The LA Cyber Threat Intelligence Sharing Platform, or TISP, will serve as a new threat sharing platform that businesses can use to defend against would-be hackers.
The cloud-based platform, which allows for the collection and sharing of threat intelligence, was created by a partnership between IBM Security and the city's LA Cyber Lab, and was funded in part by a $3 million grant from the U.S. Department of Homeland Security, said the Office of LA Mayor Eric Garcetti. Its launch was announced this week at the LA Cyber Lab Security Summit 2019.
The first publicly available platform of its kind in the U.S., TISP is aimed at smaller, mid-sized businesses, offering threat tracking capabilities and trend analysis that otherwise wouldn't be accessible to companies of such size. It also comes with a mobile app, available through Apple and Google Play, designed to allow businesses to report and share information about potentially malicious emails.
“Public safety in the 21st century isn’t just about protecting our physical streets and neighborhoods — we need to protect the digital presence that is part of everyday life for our residents and businesses,” Garcetti said in a statement. “The Threat Intelligence Sharing Platform and mobile app will advance the LA Cyber Lab’s work that has made our city a national cybersecurity model, all while better defending Angelenos from cyberthreats.”

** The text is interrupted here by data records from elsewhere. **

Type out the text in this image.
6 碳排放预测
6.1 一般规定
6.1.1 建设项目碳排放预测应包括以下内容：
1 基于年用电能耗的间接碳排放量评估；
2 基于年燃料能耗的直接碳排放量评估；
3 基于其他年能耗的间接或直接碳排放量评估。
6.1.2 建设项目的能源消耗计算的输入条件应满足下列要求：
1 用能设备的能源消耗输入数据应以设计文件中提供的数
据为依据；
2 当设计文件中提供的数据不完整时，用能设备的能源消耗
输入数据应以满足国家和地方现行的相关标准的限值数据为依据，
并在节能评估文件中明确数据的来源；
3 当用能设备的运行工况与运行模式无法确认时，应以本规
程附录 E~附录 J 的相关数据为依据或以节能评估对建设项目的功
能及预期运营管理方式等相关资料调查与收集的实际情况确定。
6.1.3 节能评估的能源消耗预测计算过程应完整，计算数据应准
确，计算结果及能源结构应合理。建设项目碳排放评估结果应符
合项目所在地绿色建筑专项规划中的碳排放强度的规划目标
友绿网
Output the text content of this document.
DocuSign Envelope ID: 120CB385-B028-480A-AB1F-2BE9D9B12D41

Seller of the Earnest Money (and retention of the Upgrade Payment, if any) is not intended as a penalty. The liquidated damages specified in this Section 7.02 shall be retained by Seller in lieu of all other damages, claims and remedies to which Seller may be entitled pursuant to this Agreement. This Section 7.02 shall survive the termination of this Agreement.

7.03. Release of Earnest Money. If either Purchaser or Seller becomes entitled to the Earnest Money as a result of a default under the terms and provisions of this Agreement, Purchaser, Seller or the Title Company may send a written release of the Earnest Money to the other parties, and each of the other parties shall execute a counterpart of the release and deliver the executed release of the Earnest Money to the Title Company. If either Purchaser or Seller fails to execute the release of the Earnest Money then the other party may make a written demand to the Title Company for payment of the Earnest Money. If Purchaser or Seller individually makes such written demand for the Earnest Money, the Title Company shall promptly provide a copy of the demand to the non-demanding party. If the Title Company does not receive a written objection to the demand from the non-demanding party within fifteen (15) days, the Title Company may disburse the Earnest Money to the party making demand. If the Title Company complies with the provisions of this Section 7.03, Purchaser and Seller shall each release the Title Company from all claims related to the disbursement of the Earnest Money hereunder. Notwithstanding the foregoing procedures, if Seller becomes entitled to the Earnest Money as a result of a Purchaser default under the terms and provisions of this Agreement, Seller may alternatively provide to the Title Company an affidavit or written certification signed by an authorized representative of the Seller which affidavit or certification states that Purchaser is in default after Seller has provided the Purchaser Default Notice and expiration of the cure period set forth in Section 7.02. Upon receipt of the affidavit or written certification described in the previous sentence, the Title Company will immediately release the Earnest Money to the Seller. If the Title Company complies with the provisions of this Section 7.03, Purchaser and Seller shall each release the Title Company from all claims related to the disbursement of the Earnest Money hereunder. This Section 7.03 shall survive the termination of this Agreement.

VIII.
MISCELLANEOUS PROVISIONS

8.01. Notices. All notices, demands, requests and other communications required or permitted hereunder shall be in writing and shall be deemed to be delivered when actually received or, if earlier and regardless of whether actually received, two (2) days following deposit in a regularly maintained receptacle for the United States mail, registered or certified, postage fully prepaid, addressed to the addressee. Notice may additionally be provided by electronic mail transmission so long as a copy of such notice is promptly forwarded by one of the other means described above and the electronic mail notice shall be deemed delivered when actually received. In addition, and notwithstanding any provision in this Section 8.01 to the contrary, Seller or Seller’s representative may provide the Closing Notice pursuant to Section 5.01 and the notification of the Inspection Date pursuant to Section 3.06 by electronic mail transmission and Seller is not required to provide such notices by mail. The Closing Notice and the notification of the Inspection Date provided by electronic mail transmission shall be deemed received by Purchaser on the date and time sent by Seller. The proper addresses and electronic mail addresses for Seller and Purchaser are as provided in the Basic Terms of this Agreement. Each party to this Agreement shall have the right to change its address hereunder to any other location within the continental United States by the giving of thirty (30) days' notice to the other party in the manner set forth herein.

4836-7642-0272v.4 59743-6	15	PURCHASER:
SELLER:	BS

The LA Cyber Lab, which is a public-private organization dedicated to cyberdefense, was launched by Garcetti in 2017 and focuses on outreach, education and information sharing between the public and private sectors over cybersecurity matters.
"We wanted to help the business community by providing threat intelligence, and we realized that we needed to automate that and we knew we couldn't do it alone," said Joshua Belk, executive director for the LA Cyber Lab, speaking about its partnership with IBM.
The platform, developed by IBM, collects voluntary intelligence from government agencies, private businesses and other sources, and collates and analyzes it, according to Garcetti's office. The data submitted by partners and businesses go into bifurcated data lakes — with data from partners going into the platform, while information submitted through the mobile application goes into a different one, Belk said. The information from both can then be analyzed.
Appealing to smaller companies with less resources was an important element of this project, Belk said.
"As you look at the market and security industry, you see that larger corporations tend to have... security teams, they have tools," Belk said. "Medium businesses are somewhere in between, having some sort of collage of information and resources... Small businesses don't have anything at all. They either outsource security and IT altogether or they just don't do it and hope for the best," he said.
"What we're anticipating here is that we could connect with medium-sized businesses with the platform because those are the ones that would be able to ingest the information and use it...The app was an add on because we wanted to have a conversation with small businesses and allow them to be part of the enterprise solutions that traditionally have been the work of larger companies."
The information collected by the application brings "together the digital experience that each of us have," creating a situation where everybody benefits, said Kevin Albano with IBM Security Services.
"Victims [of threat intelligence response] often want to know how to share their experience but also want to ensure that they keep their data safe," said Albano. "The cloud platform allows us to be specific on what types of threats are out there, what can be shared, and it allows us to be very precise about the type of information we can bring together for a community like this."